Gordon — He ate the stuffing without complaints, worked hard, and helped raise four fine cousins. I wish I could have made it to his birthday party this year.
Larry — A very sharp guy, my dad enjoyed drinking and analyzing the world with Larry. They did some real thinking together.
Lynn — A good and thoughtful man, I always liked the image of Mary riding off on his motorcycle to a new life.
Yvonne — I never knew this aunt, and only vaguely recall an attractive blonde woman from my early childhood. She battled demons for a long time.
My dad’s side:
Marie — She held down the fort in Houston when I was at Rice and housing prices collapsed, giving me a chance to meet this warm and welcoming woman at last.
Orvis’s wife — Orvis married but I never met his wife or wives.
Jack? — To my cousin, I apologize that I’m not sure of your dad’s name, but I never recall meeting him.
Betty — On my life list of regrets, I’ll add the fact that I never flew out to Reno to see Betty when Sam was a baby. She knitted a little green blanket for Sam and I know she would have loved to see the baby. But with the new baby, new life, and all those details to manage, somehow I never put that one together. Betty came out every year of my childhood, bearing gifts and love. (Hippie teenagers did not seem to appeal to her, however.)
Merrill’s partner — No one knew about that side of Merrill’s life, except probably Delois who kept his secrets.
Susie — A likable woman with an Eastern-European, straightforward manner, she always seemed to be working.

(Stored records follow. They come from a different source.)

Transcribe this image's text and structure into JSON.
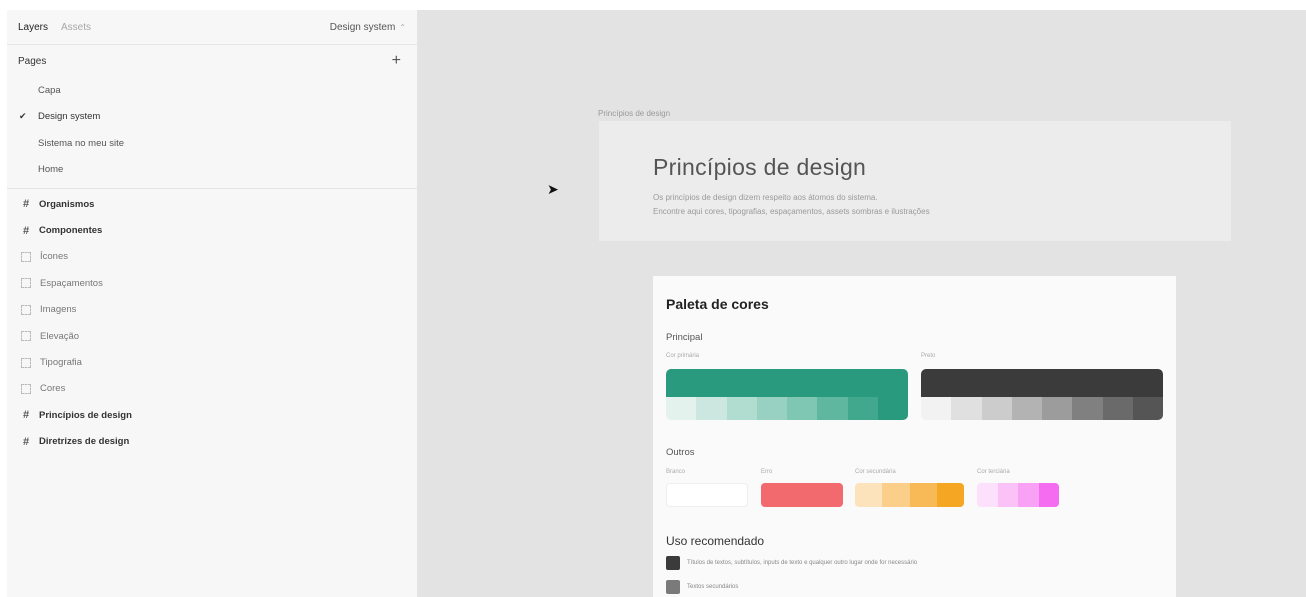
{
  "sidebar": {
    "tabs": {
      "layers": "Layers",
      "assets": "Assets"
    },
    "page_selector": {
      "label": "Design system",
      "icon": "chevron-up-icon"
    },
    "pages_header": {
      "label": "Pages",
      "add_icon": "+"
    },
    "check_glyph": "✔",
    "pages": [
      "Capa",
      "Design system",
      "Sistema no meu site",
      "Home"
    ],
    "current_page": "Design system",
    "frame_glyph": "#",
    "layers": [
      {
        "label": "Organismos",
        "kind": "frame"
      },
      {
        "label": "Componentes",
        "kind": "frame"
      },
      {
        "label": "Ícones",
        "kind": "section"
      },
      {
        "label": "Espaçamentos",
        "kind": "section"
      },
      {
        "label": "Imagens",
        "kind": "section"
      },
      {
        "label": "Elevação",
        "kind": "section"
      },
      {
        "label": "Tipografia",
        "kind": "section"
      },
      {
        "label": "Cores",
        "kind": "section"
      },
      {
        "label": "Princípios de design",
        "kind": "frame"
      },
      {
        "label": "Diretrizes de design",
        "kind": "frame"
      }
    ]
  },
  "canvas": {
    "cursor_glyph": "➤",
    "frame1": {
      "label": "Princípios de design",
      "title": "Princípios de design",
      "desc_line1": "Os princípios de design dizem respeito aos átomos do sistema.",
      "desc_line2": "Encontre aqui cores, tipografias, espaçamentos, assets sombras e ilustrações"
    },
    "palette": {
      "title": "Paleta de cores",
      "principal": "Principal",
      "cor_primaria_label": "Cor primária",
      "preto_label": "Preto",
      "outros": "Outros",
      "branco_label": "Branco",
      "erro_label": "Erro",
      "cor_secundaria_label": "Cor secundária",
      "cor_terciaria_label": "Cor terciária",
      "colors": {
        "primary": "#2a9a7f",
        "black": "#3b3b3b",
        "error": "#f36a6e",
        "secondary": "#f5a623",
        "tertiary": "#f56cf0"
      },
      "primary_shades": [
        "#e4f2ee",
        "#cbe7df",
        "#b1dcd0",
        "#98d1c2",
        "#7fc6b3",
        "#5fb7a0",
        "#42a88d",
        "#2a9a7f"
      ],
      "black_shades": [
        "#f2f2f2",
        "#e0e0e0",
        "#cccccc",
        "#b3b3b3",
        "#9c9c9c",
        "#808080",
        "#6a6a6a",
        "#555555"
      ],
      "secondary_shades": [
        "#fde3bb",
        "#fbcf8a",
        "#f8ba56",
        "#f5a623"
      ],
      "tertiary_shades": [
        "#fde1fc",
        "#fbc2f8",
        "#f9a1f5",
        "#f56cf0"
      ]
    },
    "uso": {
      "title": "Uso recomendado",
      "rows": [
        {
          "text": "Títulos de textos, subtítulos, inputs de texto e qualquer outro lugar onde for necessário",
          "color": "#3b3b3b"
        },
        {
          "text": "Textos secundários",
          "color": "#7a7a7a"
        }
      ]
    }
  }
}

Roger — Intelligent and thoughtful, I enjoyed his visits. My folks liked him a lot and he remained my uncle always, even after his divorce from Delois.
Bill — Bill vanished after his divorce from Delois. I had fun hanging out at their house when I was little and his oldest boy gave me an Elvis album. I think we might have been crushing a bit on one another.
Sybil — An honorary aunt, the woman who married my Uncle Roger gets included in this list because she visited us, we visited her, and I had a number of genuine conversations with this physician-aunt, who seemed able to control the colonel in Uncle Roger.
I broke format in this post and made a few thumbnails larger than the others. In truth, many of my aunts and uncles were mere thumbnails in my life, but a few have played bigger parts. The family reunions of the recent past have helped, giving me a chance to talk to aunts and uncles as an adult. For maybe 16(?) years now, my maternal family has been getting together every two years. I know cousins, aunts and uncles much better than I would have otherwise. We party on, filling in recent gaps at picnic tables and lake floats.
I cannot recommend reunions highly enough.